Utah's Moore on CCP influence in US universities: 'Oppressive communist ideology has no home here'

U.S. Rep. Blake Moore (R-UT) has been an advocate of ensuring that the Chinese Communist Party (CCP) is not wielding its influence through American universities.

“Since taking control in 2012, President Xi Jinping has escalated the CCP’s efforts to control every aspect of Chinese life at home and aggressively expand influence overseas,” he said in a statement. “Utah’s higher education system must remain a place of critical thinking, intellectual curiosity, and diversity of thought. Oppressive communist ideology has no home here. I support the FBI’s ‘whole-of-society’ approach to increase awareness and vigilance that continues to foster the benefits of international collaboration without compromising national security.”

Efforts funded by the Chinese Communist Party undermine national security, a recent report from the America First Policy Institute (AFPI) said. The claim is that the country uses student organizations—like the Confucius Institutes—to seize upon “woke” trends while claiming racism and intolerance to discredit anti-Chinese Communist Party speakers on campuses.

Moreover, China has sought educational initiatives and has funded programs and faculty on campuses across the country while also placing students in graduate-level programs to conduct its alleged theft of intellectual property, AFPI said. It also claims that the Chinese try to develop a cadre of “collectors” of intelligence and intellectual property.

Joe Augustyn, a former CIA officer with experience relating to Chinese espionage in the U.S., told CNN that Chinese graduate students are briefed when they leave China and when they return from the U.S.; an October AFPI report said.

Furthermore, the report noted that the National Association of Scholars has a list of graduate students, researchers, and visiting scholars and professors who have faced allegations of espionage and selling secrets to China. It also stated that Chinese efforts to secure technology and intelligence from American institutes of higher education is planned and deliberate and that China has conducted talent recruitment programs since the late 1990s.

A 2019 letter from the U.S. Department of Education's Office of the General Counsel noted that colleges and universities are required to disclose the receipt of any foreign money or contracts with foreign governments, businesses or individuals. Over the last several years, the Department of Education has conducted compliance investigations into six universities.

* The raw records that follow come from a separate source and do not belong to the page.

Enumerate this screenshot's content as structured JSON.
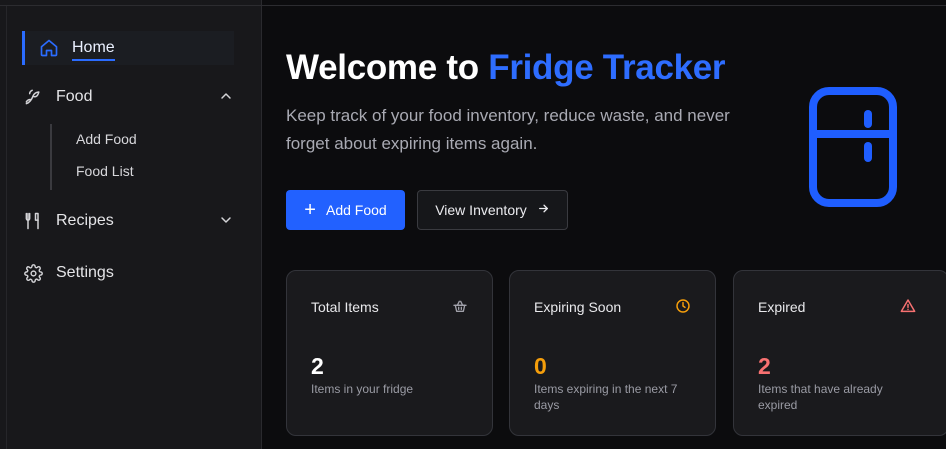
{
  "sidebar": {
    "items": [
      {
        "label": "Home",
        "icon": "home-icon",
        "active": true
      },
      {
        "label": "Food",
        "icon": "food-icon",
        "expanded": true,
        "children": [
          {
            "label": "Add Food"
          },
          {
            "label": "Food List"
          }
        ]
      },
      {
        "label": "Recipes",
        "icon": "fork-knife-icon",
        "expanded": false
      },
      {
        "label": "Settings",
        "icon": "gear-icon"
      }
    ]
  },
  "hero": {
    "title_prefix": "Welcome to",
    "title_accent": "Fridge Tracker",
    "subtitle": "Keep track of your food inventory, reduce waste, and never forget about expiring items again.",
    "primary_button": "Add Food",
    "secondary_button": "View Inventory",
    "illustration": "fridge-icon"
  },
  "stats": [
    {
      "title": "Total Items",
      "value": "2",
      "description": "Items in your fridge",
      "icon": "basket-icon",
      "color": "#ffffff",
      "icon_color": "#a1a1aa"
    },
    {
      "title": "Expiring Soon",
      "value": "0",
      "description": "Items expiring in the next 7 days",
      "icon": "clock-icon",
      "color": "#f59e0b",
      "icon_color": "#f59e0b"
    },
    {
      "title": "Expired",
      "value": "2",
      "description": "Items that have already expired",
      "icon": "alert-triangle-icon",
      "color": "#f87171",
      "icon_color": "#f87171"
    }
  ],
  "colors": {
    "accent": "#2b6cff",
    "background": "#0c0c0e",
    "sidebar": "#18181b"
  }
}
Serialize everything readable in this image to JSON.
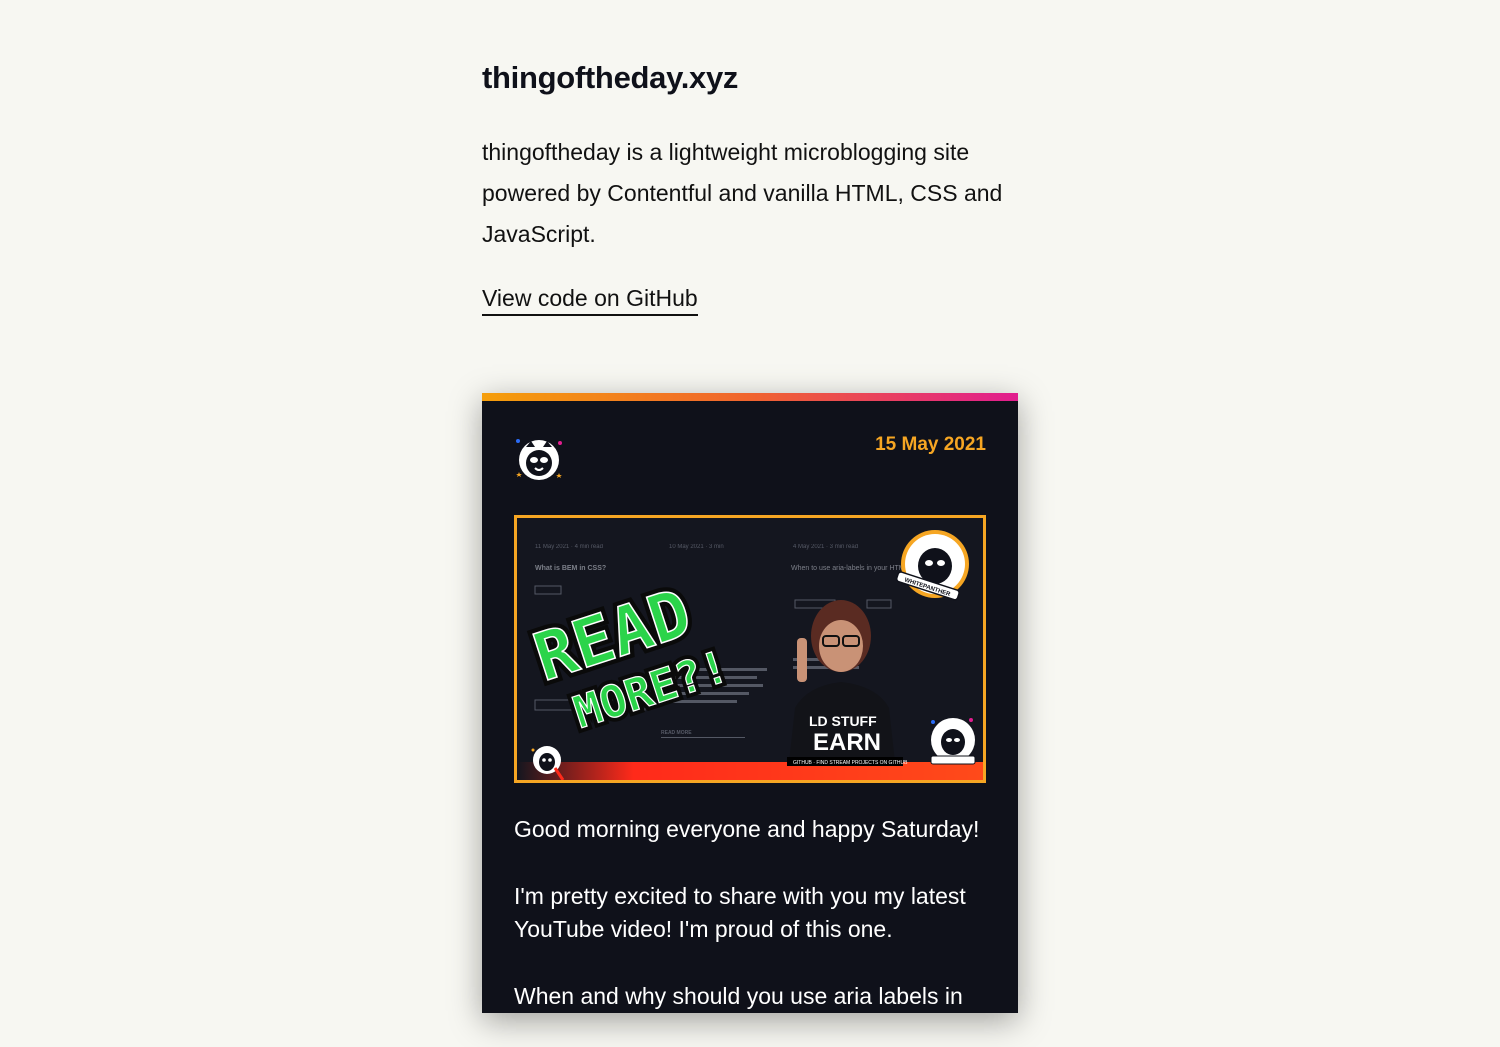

Those investigations found that the six universities collectively failed to report more than $1.3 billion from foreign sources (including China, Qatar and Russia) over the past seven years despite their clear legal duty to do so. Furthermore, the investigations uncovered that five of the six universities either have or had multiple contracts with the Chinese telecommunications company Huawei, a company that has been the subject of multiple U.S. national security and trust concerns and has been banned from accessing federal broadband subsidies for posing a national security risk. 

Moore was first elected to the U.S. House of Representatives in 2020 to represent Utah’s 1st Congressional District, his House website said. He serves on the House Committee on Armed Services and the House Committee on Natural Resources.